Minali Gamage, manager risk and assurance, Fortescue, said risk management can be very process driven and siloed, or it can be a response to strategy and what is driving a business.
“There’s no right or wrong — risk management has to be fit for purpose and help you make better decisions to achieve your objectives. In the future, it will become more important for risk managers to maintain a childlike sense of curiosity,” she said.
“They need to ask better questions, without judgement or bias. And listen ... they need to listen when people respond and be humble and willing to learn from others.”
With cyber security and digital transformation a key part of governance and risk concerns moving to the future, there are also increasing questions around the use of data and artificial intelligence, and how boards should respond.
Rachael Falk, chief executive of the Cyber Security Cooperative Research Centre, said that with change happening so quickly, the question boards should be asking is “not just whether it’s legal, but whether it’s right”.
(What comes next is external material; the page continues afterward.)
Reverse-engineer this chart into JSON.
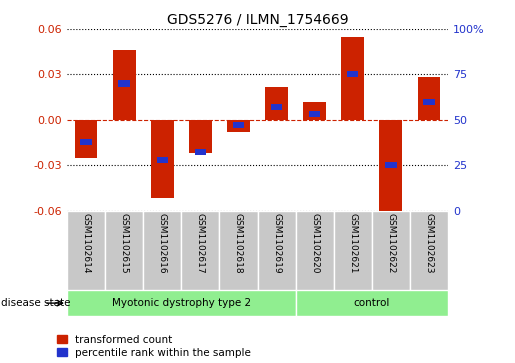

“The law will take time to catch up, so don’t wait for the law. The question is whether it’s right for the business and right for customers. And while automation is growing, that doesn’t give boards any excuse to devolve responsibility,” she said.
“Part of a board’s obligation is good governance around data ... and that is when higher-order thinking skills come in — what do we want to automate? Who is doing the checking? The board has to remain at the centre of this and be comfortable with the level of risk being taken.”